Sadece bir yılda yaklaşık 40.000 kalpten ölüm meydana geldi. Olcay, hava kirliliğinin kalp hastalıkları ve kalp krizleri dahil birçok ölümcül sağlık sorununa yol açabileceğini vurguladı.
"Çalışmamızda 30 yaş ve üzeri bireylerde hava kirliliğine atfedilen ölümlerin oranını hesaplamaya çalıştık. Yalnızca 2022 yılında hava kirliliğine, özellikle PM 2,5 maruziyetine bağlı 87.000 ölüm olduğunu hesapladık.
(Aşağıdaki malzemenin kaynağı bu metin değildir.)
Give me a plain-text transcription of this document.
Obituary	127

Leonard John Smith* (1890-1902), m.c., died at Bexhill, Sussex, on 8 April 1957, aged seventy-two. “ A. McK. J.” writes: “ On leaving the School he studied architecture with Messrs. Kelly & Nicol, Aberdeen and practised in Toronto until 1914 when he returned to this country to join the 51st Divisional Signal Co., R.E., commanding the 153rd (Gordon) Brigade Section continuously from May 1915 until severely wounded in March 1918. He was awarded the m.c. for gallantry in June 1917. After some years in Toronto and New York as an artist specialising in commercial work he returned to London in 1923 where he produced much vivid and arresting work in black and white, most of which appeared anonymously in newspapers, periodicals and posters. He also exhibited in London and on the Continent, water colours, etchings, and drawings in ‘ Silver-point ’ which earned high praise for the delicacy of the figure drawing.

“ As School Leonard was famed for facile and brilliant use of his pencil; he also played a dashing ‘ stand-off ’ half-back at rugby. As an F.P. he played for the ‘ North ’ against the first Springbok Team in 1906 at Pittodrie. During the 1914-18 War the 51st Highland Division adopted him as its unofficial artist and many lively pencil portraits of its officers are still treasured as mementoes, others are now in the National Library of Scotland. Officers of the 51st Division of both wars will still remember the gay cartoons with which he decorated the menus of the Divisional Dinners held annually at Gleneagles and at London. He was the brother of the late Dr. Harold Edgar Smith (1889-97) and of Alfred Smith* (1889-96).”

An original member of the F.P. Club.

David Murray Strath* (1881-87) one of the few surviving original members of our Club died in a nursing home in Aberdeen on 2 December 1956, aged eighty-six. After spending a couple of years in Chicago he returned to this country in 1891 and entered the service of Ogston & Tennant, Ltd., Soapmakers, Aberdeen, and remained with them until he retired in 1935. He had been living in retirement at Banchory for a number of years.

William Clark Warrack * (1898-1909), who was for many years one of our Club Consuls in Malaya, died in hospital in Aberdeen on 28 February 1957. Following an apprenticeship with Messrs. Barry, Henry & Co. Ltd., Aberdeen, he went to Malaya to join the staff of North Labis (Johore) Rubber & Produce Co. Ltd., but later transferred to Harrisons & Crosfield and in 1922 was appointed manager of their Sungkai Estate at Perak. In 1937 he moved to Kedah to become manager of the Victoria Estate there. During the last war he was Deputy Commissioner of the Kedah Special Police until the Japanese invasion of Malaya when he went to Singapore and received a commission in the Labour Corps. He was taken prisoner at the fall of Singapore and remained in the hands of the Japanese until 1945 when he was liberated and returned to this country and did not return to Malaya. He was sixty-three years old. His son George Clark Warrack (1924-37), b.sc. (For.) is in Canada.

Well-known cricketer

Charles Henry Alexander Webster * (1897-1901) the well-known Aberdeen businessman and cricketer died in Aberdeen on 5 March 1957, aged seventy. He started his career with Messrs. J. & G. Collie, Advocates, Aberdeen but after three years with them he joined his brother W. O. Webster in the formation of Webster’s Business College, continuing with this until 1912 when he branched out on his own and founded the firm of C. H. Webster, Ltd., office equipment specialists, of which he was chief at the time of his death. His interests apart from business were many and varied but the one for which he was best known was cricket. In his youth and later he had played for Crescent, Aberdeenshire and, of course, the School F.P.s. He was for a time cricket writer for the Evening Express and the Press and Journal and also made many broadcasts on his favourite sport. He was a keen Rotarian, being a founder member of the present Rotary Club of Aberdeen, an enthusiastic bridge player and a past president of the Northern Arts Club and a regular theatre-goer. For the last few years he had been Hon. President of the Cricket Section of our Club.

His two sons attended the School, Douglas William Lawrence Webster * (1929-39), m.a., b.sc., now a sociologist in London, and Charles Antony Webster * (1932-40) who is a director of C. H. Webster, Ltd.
Bu ölümler 30 yaş ve üzeri trafik kazaları ve diğer faktörler hariç tutularak hesaplanır" dedi.
"Bu ölümlerin yaklaşık 40.000'i kalp veya kalp-damar hastalıklarından, 18.000'i ise solunum yolu hastalıklarından kaynaklandı. Üstelik 2022'de hala Kovid-19'un etkilerini görmeye devam ediyorduk."
Sözlerine şöyle devam etti: "Bu dönemde çevremizde gözlemlenen ani kalp krizleri ve buna bağlı ölümler bazen yanlışlıkla Kovid-19 aşısına bağlanıyordu ancak kalp hastalıklarına bağlı yaklaşık 40 bin ölümün asıl nedeninin aslında hava kirliliği olduğunu düşünüyoruz. "
"Hava kirliliğine görünmez katil diyoruz ama bazen görünür hale geliyor. Soluduğumuz havanın kalitesini ölçen günlük raporlama uygulamaları var. Özellikle kronik bir hastalığınız varsa dışarı çıkmadan önce bunları kontrol ederek ve gözlük takarak. Hava kalitesi düşükse maske takarsak veya kirliliğin yoğun olduğu dönemlerde dışarı çıkmaktan kaçınırsak bunun etkilerinden kendimizi koruyabiliriz" diye vurguladı.